Safe House keeps you guessing from one scene to the next – you never really know who to trust, who is good, who is bad or why everyone is so intent on catching or killing Frost. You don’t much care either, because Safe House moves so quickly from one scene to the next, and pumps up the action, violence and overall volume to such a high degree, that you don’t really have time to think. Directed by Daniel Espinoza, the film is obviously inspired by frequent Washington collaborator Tony Scott (Man on Fire, Déjà Vu, Unstoppable) – in fact the style is so similar to Scott’s that when I saw a preview, I just assumed that this was another Tony Scott-Denzel Washington film. I kind of wish it was – because even though Scott has gone further and further over the top over the years, his high style works perfectly for his movies – and although he cuts as rapidly as Michael Bay, his action scenes still somehow manage to make sense.
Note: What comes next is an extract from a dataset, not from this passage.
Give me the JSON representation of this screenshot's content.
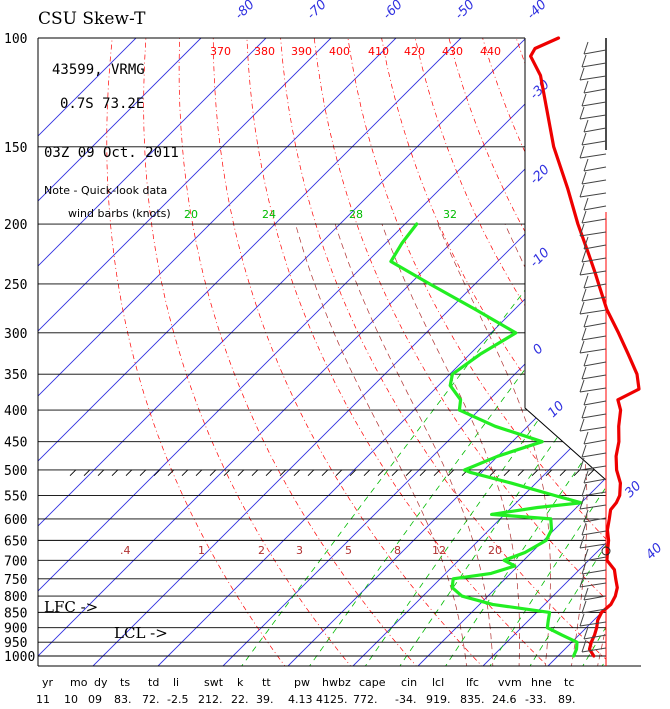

While Espinoza is able to get the multiple car chases and shootouts pretty much spot on, he fails in the films many hand to hand combat scenes. In particular, there are a few fight scenes at the end of the movie where I could not tell who was fighting who, or what the hell they were doing to each other. You kind of have to wait until the dust settles to figure out who is still alive, and just how injured they are.
A movie like Safe House needs a baseline to make it believable – and that baseline is Washington. Washington is such a charming actor, with that smile, that you cannot help but like him, even in a role like this where he is clearly not a good guy. He also has that physical intensity, that simmering rage and violence just beneath the surface, that you know he’s capable of just about anything, which is why you stay on the edge of your seat throughout. Ryan Reynolds is essentially playing the straight man here, being a fairly straight forward, almost boring character, as to not detract from Washington. As the CIA agents in Washington, desperate to find and keep Frost, Vera Farmiga, Sam Shepard and especially Brenden Gleason are all quite good. This is the type of film you know all three are doing for a paycheck more than anything else, but that doesn’t mean they aren’t fine in their roles.
You really cannot take a movie like Safe House all that seriously – you see where its going from the beginning, and the plot is unbelievable. And yet, perhaps because of all the serious Oscar movies I have watched recently (not just from 2011, but years past as well for my soon to return Best Movies I’ve Never Seen Before series), Safe House, as a straight ahead, balls to the wall action film and guilty pleasure did its job. It’s not a great movie by any means, but if the preview intrigues you, I cannot imagine you being disappointed by the film.